We propose a novel finite element-based physics-informed operator learning framework that allows for predicting spatiotemporal dynamics governed by partial differential equations (PDEs). The proposed framework employs a loss function inspired by the finite element method (FEM) with the implicit Euler time integration scheme. A transient thermal conduction problem is considered to benchmark the performance. The proposed operator learning framework takes a temperature field at the current time step as input and predicts a temperature field at the next time step. The Galerkin discretized weak formulation of the heat equation is employed to incorporate physics into the loss function, which is coined finite operator learning (FOL). Upon training, the networks successfully predict the temperature evolution over time for any initial temperature field at high accuracy compared to the FEM solution. The framework is also confirmed to be applicable to a heterogeneous thermal conductivity and arbitrary geometry. The advantages of FOL can be summarized as follows: First, the training is performed in an unsupervised manner, avoiding the need for a large data set prepared from costly simulations or experiments. Instead, random temperature patterns generated by the Gaussian random process and the Fourier series, combined with constant temperature fields, are used as training data to cover possible temperature cases. Second, shape functions and backward difference approximation are exploited for the domain discretization, resulting in a purely algebraic equation. This enhances training efficiency, as one avoids time-consuming automatic differentiation when optimizing weights and biases while accepting possible discretization errors. Finally, thanks to the interpolation power of FEM, any arbitrary geometry can be handled with FOL, which is crucial to addressing various engineering application scenarios.

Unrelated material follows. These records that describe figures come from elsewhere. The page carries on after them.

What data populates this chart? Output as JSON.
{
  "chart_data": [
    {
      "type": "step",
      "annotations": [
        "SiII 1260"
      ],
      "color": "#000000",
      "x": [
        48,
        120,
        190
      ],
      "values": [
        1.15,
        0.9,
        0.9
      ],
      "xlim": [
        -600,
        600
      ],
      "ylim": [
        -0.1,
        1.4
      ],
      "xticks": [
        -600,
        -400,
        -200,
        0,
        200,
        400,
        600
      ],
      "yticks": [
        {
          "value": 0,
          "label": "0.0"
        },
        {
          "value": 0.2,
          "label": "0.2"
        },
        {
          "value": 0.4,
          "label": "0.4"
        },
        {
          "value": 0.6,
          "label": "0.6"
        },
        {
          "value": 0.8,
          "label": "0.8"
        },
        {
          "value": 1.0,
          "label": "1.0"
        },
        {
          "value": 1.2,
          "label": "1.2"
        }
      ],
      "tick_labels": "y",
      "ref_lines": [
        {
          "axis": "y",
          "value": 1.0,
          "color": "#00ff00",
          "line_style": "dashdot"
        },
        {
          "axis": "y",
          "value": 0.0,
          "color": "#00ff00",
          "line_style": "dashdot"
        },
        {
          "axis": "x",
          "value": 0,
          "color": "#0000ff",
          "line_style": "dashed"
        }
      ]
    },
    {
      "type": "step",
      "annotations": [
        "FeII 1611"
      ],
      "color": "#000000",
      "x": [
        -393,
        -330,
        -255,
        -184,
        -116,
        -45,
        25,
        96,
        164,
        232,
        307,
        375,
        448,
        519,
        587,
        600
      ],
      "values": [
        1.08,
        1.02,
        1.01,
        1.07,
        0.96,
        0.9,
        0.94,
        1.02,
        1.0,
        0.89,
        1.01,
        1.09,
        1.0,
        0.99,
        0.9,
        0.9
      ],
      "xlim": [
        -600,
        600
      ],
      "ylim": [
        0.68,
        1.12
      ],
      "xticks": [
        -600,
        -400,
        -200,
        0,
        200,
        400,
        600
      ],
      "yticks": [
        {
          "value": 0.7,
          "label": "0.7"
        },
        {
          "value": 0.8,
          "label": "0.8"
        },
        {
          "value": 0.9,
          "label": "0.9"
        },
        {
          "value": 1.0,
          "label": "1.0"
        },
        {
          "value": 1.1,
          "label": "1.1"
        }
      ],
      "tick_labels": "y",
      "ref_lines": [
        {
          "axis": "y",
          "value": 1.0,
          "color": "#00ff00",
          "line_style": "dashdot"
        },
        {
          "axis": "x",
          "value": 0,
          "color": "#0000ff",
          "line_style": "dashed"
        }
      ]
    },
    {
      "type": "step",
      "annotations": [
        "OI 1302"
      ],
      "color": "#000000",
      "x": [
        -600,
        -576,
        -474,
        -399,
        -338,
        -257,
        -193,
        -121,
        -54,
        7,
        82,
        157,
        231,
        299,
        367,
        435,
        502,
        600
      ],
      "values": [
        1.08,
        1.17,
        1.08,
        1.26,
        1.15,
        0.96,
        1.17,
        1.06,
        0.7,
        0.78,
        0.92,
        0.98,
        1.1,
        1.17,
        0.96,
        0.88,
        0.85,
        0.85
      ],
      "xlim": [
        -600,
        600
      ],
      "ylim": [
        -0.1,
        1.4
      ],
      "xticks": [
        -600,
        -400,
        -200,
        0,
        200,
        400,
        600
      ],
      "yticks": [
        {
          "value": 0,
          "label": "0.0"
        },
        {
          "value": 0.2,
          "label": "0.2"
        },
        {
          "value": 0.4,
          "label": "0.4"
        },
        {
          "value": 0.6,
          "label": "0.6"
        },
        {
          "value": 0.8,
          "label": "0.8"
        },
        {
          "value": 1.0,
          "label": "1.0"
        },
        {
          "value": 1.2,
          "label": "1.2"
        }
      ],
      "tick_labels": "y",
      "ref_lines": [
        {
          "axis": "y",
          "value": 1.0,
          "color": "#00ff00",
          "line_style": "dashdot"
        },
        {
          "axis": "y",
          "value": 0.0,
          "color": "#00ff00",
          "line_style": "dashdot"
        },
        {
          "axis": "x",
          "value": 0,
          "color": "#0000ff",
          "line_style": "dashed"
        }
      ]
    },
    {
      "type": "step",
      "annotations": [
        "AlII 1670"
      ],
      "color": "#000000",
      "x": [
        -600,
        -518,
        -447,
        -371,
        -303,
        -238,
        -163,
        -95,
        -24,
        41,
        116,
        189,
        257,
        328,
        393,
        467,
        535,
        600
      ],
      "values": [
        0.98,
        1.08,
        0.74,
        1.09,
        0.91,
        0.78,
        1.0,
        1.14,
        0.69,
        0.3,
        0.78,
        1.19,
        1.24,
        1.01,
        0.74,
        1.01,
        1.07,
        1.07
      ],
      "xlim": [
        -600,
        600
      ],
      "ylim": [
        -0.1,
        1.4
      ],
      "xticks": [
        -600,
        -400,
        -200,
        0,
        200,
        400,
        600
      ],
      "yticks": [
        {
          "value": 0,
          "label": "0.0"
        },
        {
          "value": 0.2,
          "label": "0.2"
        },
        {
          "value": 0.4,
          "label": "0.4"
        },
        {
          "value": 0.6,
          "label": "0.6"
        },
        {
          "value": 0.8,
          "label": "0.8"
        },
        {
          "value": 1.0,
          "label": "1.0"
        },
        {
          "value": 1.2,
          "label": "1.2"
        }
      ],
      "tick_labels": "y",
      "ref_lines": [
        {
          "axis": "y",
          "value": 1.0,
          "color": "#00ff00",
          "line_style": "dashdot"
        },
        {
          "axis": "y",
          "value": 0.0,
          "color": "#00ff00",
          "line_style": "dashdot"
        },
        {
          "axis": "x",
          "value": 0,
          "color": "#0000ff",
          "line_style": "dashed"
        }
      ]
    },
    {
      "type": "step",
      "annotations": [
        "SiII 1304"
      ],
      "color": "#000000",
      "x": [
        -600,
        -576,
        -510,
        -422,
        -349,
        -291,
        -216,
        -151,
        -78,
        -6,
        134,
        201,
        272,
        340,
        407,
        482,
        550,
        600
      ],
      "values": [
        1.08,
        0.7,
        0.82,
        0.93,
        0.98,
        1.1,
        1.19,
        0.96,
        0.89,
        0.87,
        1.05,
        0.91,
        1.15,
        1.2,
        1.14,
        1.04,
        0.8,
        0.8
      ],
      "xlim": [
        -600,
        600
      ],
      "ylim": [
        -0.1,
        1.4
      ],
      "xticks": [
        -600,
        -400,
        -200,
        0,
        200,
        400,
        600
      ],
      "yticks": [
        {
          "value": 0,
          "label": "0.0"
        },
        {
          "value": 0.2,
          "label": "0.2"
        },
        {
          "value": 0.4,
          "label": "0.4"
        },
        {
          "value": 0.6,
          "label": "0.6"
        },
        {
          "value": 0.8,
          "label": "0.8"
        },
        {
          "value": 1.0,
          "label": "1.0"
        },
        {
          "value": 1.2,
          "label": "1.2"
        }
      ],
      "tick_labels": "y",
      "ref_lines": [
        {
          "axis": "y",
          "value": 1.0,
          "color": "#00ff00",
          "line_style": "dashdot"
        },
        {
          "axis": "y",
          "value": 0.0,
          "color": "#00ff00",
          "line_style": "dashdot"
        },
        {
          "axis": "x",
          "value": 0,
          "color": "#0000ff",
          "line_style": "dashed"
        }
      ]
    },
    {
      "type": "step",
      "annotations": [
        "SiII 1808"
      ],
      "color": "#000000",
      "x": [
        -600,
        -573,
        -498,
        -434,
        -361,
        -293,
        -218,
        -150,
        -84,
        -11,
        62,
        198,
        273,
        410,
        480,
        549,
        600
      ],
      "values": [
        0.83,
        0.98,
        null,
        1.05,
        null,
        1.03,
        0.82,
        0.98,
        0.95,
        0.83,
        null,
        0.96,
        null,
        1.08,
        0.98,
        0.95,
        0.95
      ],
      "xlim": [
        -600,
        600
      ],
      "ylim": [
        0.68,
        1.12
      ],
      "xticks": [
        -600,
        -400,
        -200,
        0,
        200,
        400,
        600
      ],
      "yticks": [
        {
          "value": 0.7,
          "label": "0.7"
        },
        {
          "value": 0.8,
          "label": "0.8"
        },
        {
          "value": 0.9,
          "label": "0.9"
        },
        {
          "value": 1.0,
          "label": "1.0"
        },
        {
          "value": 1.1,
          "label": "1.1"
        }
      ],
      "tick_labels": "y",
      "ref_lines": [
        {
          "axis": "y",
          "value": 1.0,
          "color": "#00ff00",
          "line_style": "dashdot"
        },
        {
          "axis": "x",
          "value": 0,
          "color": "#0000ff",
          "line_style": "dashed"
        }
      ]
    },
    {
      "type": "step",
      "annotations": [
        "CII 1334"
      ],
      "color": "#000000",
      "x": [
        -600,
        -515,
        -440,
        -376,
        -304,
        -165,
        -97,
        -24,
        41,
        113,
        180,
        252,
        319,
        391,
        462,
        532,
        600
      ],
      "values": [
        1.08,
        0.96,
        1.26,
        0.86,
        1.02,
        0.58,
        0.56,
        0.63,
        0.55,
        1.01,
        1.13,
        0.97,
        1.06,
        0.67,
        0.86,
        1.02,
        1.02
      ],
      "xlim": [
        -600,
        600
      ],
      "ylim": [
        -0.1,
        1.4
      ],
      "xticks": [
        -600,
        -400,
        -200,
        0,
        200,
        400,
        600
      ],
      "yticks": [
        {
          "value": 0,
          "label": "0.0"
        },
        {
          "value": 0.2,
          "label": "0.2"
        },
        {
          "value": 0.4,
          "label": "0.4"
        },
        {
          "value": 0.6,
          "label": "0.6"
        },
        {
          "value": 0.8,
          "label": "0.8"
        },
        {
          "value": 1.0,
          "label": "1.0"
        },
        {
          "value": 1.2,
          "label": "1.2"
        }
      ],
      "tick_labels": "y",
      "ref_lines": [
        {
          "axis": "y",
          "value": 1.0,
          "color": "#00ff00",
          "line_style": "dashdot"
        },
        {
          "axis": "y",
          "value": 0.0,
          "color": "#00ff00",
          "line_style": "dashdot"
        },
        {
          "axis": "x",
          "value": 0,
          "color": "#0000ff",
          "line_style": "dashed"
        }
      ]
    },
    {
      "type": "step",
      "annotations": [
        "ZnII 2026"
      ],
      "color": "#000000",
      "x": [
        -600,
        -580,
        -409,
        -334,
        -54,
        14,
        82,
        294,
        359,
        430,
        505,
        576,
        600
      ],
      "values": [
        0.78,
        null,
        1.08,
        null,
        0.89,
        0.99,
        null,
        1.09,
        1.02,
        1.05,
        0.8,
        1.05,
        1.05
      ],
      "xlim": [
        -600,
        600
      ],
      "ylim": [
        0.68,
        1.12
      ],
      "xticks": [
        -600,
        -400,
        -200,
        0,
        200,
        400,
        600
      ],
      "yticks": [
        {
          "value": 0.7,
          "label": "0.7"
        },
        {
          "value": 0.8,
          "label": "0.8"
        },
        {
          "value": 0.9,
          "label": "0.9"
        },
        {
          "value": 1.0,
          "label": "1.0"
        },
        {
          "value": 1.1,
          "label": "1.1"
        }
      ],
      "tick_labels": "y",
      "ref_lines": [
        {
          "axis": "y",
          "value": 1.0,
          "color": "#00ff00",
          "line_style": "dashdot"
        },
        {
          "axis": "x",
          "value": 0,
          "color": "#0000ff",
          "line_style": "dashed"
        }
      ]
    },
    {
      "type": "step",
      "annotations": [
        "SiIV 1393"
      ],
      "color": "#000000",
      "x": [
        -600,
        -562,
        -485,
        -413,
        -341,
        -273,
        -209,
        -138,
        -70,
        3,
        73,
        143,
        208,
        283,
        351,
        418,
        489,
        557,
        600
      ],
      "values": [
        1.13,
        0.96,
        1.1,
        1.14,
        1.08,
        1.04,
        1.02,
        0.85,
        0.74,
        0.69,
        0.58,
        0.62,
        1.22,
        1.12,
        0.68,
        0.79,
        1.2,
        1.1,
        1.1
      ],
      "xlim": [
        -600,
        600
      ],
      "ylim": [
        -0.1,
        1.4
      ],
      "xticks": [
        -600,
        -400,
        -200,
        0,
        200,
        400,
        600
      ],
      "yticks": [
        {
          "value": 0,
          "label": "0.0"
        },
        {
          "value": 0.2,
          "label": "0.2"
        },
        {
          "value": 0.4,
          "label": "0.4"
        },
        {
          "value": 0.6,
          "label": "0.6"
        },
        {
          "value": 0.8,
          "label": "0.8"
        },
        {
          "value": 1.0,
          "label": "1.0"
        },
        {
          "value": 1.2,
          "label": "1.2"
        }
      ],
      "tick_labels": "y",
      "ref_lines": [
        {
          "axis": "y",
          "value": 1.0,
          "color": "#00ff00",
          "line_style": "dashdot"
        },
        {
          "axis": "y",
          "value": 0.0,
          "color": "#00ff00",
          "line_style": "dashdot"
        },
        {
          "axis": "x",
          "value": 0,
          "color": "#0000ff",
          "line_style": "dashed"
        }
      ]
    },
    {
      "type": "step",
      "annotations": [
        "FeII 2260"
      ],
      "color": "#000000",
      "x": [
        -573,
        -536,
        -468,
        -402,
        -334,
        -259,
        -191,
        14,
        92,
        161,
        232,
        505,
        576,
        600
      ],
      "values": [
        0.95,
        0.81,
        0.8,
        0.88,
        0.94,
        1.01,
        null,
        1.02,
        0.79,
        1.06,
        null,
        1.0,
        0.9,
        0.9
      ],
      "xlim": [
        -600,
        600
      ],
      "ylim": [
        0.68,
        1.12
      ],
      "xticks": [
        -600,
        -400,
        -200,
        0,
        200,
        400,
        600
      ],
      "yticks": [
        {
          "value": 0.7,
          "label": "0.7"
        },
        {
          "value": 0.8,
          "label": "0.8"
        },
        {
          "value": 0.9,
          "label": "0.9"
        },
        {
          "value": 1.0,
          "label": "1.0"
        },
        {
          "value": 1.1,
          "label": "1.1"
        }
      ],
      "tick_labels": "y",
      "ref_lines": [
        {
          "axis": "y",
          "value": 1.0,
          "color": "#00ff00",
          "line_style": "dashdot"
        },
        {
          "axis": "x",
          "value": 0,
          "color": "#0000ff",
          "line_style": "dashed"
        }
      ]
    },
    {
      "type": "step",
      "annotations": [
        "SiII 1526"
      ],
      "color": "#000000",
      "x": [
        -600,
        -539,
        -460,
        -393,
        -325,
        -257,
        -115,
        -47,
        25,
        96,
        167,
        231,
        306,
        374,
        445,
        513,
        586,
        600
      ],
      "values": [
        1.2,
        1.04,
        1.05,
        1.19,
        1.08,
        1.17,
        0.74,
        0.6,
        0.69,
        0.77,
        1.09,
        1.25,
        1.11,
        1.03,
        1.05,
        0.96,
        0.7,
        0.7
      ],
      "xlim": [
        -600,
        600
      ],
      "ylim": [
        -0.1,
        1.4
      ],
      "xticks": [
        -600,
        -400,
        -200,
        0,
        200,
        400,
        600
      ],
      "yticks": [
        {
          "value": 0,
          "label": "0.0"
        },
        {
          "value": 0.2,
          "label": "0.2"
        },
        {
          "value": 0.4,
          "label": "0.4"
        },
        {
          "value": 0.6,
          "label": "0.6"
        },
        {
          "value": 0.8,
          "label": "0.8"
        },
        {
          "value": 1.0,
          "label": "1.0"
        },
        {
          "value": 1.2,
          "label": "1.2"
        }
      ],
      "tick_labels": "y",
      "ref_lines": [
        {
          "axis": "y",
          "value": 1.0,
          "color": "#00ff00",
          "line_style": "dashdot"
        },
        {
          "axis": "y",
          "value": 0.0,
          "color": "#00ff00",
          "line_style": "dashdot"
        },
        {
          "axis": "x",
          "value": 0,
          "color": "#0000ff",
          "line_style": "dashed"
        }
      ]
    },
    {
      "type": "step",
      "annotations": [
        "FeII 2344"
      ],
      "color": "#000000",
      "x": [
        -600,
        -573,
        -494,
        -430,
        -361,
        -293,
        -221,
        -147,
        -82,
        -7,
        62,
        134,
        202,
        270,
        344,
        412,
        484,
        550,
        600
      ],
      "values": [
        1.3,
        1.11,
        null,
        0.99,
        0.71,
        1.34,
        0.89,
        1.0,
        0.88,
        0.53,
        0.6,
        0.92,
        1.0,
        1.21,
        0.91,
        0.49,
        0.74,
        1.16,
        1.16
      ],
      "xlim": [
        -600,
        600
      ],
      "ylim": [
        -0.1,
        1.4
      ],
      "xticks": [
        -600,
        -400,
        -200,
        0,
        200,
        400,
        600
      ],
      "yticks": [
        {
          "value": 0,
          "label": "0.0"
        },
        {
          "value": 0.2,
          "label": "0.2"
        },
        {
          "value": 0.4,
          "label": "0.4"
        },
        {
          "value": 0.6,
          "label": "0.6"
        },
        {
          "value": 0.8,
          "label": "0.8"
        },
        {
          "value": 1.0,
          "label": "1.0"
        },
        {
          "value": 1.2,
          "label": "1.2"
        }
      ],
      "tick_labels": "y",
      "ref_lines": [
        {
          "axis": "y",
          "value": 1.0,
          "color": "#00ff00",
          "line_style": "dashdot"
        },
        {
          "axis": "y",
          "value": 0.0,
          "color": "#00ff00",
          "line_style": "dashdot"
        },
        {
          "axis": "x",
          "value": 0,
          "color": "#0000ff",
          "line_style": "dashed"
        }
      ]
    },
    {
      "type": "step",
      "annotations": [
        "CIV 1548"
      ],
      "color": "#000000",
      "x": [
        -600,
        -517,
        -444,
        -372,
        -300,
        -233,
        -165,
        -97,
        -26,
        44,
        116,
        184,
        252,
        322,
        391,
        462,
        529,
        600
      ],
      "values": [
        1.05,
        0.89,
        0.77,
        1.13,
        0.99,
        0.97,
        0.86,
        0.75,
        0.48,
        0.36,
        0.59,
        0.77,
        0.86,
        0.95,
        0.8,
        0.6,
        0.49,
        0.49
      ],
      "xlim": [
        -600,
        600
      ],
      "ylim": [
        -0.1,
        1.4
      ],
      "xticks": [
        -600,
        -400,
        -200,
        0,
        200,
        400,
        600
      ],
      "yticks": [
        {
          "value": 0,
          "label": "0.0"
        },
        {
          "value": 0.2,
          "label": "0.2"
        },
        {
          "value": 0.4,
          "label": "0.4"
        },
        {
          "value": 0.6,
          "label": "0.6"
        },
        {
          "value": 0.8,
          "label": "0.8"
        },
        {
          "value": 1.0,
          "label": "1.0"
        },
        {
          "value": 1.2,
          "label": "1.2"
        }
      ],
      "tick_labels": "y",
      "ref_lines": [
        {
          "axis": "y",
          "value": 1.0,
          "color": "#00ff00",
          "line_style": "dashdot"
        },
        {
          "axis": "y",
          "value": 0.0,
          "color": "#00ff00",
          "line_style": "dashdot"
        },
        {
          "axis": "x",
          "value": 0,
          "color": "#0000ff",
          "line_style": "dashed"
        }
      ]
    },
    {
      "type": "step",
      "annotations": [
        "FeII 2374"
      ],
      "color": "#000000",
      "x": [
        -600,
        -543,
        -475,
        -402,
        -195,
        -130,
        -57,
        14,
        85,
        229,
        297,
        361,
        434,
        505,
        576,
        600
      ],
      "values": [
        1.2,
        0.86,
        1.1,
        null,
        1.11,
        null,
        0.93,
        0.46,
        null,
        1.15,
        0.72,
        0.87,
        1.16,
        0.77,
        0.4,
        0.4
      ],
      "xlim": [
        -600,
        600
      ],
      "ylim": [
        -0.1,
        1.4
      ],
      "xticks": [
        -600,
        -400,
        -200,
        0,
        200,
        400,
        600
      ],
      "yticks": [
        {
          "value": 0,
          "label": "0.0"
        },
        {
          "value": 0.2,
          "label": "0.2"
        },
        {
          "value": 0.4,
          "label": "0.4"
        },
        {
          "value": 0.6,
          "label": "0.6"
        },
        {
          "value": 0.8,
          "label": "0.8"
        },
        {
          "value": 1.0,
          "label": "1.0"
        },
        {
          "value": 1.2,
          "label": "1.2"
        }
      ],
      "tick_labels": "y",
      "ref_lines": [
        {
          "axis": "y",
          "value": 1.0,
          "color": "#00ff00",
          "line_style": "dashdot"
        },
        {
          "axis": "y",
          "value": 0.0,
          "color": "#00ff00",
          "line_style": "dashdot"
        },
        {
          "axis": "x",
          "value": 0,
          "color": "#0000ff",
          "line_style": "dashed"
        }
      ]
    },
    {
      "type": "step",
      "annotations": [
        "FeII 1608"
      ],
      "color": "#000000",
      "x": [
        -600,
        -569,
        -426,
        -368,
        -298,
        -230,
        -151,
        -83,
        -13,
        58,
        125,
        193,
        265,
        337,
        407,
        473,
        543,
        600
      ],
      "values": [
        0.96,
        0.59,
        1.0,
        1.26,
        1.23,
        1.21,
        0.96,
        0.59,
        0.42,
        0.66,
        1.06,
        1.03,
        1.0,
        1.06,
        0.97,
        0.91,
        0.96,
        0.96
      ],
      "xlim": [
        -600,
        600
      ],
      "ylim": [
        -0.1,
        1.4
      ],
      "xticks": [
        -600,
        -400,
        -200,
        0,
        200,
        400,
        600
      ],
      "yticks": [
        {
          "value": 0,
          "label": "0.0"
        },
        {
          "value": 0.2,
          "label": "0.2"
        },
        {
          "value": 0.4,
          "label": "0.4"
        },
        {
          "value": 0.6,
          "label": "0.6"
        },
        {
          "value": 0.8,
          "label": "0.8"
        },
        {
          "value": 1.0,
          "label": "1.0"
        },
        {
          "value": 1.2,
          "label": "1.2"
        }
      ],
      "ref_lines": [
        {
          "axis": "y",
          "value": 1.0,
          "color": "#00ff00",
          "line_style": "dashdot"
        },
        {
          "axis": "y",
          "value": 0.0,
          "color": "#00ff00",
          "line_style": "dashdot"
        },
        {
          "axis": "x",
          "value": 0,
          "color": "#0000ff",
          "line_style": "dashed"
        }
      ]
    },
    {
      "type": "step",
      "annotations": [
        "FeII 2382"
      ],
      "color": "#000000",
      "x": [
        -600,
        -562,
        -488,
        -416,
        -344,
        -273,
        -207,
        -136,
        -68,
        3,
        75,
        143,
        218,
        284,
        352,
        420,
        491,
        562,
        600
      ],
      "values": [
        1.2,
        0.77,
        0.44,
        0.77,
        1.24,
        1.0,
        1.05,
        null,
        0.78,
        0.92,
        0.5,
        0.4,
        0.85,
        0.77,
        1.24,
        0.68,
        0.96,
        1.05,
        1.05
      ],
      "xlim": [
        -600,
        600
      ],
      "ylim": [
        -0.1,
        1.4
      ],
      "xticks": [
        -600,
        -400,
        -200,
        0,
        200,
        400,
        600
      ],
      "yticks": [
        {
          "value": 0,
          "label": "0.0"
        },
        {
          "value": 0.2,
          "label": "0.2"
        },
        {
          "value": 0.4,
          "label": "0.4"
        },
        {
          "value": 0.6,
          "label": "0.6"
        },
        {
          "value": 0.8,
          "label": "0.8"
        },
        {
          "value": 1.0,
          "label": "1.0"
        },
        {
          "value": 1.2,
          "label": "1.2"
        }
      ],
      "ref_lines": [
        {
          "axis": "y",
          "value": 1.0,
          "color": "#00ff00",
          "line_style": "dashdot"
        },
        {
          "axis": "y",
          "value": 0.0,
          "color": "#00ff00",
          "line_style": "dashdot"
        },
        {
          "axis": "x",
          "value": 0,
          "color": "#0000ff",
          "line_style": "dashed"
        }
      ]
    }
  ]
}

翻译：我们提出了一种新颖的基于有限元的物理信息算子学习框架，可用于预测由偏微分方程（PDEs）支配的时空动力学。该框架采用受有限元法（FEM）及隐式欧拉时间积分格式启发的损失函数。本文以瞬态热传导问题作为性能基准。所提出的算子学习框架以当前时间步的温度场作为输入，并预测下一时间步的温度场。通过采用热方程的Galerkin离散弱形式将物理规律融入损失函数，该方法被称为有限算子学习（FOL）。训练完成后，网络能够针对任意初始温度场，以相较于FEM解的高精度成功预测温度随时间演化。该框架亦被证实适用于非均匀热导率及任意几何形状。FOL的优势可总结如下：首先，训练以无监督方式进行，避免了依赖从昂贵仿真或实验中获取的大规模数据集。取而代之的是，采用高斯随机过程与傅里叶级数生成的随机温度场，结合恒定温度场作为训练数据，以覆盖可能的温度分布情况。其次，利用形函数与后向差分近似进行区域离散化，得到纯代数方程。这提升了训练效率，因为在优化权重与偏置时避免了耗时的自动微分，同时接受了可能的离散误差。最后，得益于FEM的插值能力，FOL可处理任意几何形状，这对应对多样化的工程应用场景至关重要。